These are some watercolour brushes that I've used over the years. They have worn out but I still keep them because they remind me of the time when I first started using watercolour.
These three are the Da Vinci Maestro pocket brushes. They are my first sable and pocket brushes. I use them so much that they can no longer keep a point.
Whether a brush has frayed hair when dry is not important as long as it can retain a sharp point when wet because that is all that matters.
After my good experience with the Maestro brushes, and after they got worn out, I bought a Maestro Voyage pocket brush. This brush comes only in size 6. I don't really like this brush because the shiny plated body surface is easy to scratch.
Here's how the Da Vinci Maestro brushes look when wet. Some may look sharp but when you paint with them, the strokes are thick. It's difficult paint details with them.
The brush at the top is an Escoda Perla which uses synthetic bristles.
Whether the hair is synthetic or natural, when you take good care of the brushes, they can last for a long time.
One simple brush care tip is to load your paint from the side of the brush.
Digging your brush into a watercolour pan can damage the brush tip and cause it to be blunt. Even if you wet your pan, there will still be parts of the paint that is still hard, such as those beneath the surface.
The second brush care tip is to keep your watercolour pan filled up. That way, you can load the paint from the side of the brush easily.
This is a brush that I use to wash my watercolour boxes. It has been with me for years. You can always reuse old brushes as cleaning brushes.

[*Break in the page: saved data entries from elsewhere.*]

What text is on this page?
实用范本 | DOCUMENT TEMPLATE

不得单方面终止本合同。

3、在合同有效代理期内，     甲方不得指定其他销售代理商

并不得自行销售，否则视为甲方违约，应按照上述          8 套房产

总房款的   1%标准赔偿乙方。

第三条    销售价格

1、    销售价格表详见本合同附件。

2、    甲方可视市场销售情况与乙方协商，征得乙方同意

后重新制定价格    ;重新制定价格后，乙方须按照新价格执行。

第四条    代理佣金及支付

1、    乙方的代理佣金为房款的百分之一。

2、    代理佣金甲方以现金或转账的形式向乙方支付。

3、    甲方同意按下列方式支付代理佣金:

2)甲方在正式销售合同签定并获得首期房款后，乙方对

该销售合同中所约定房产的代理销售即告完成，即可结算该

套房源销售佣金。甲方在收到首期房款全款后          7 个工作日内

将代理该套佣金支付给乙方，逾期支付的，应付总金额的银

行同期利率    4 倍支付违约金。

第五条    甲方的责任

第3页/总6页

Having a sharp brush is important because it can paint details. When you paint shapes with watercolour, you want shapes to be recognisable. For example in the sketch we have a coconut tree. With a sharp brush, you can paint the leaves easily. With a blunt worn out brush, when you paint the leaves, they look like cucumbers.
It is incredibly frustrating to paint details with worn out brushes. A sharp brush can do what a blunt brush can do, but a blunt brush cannot do what a sharp brush can do.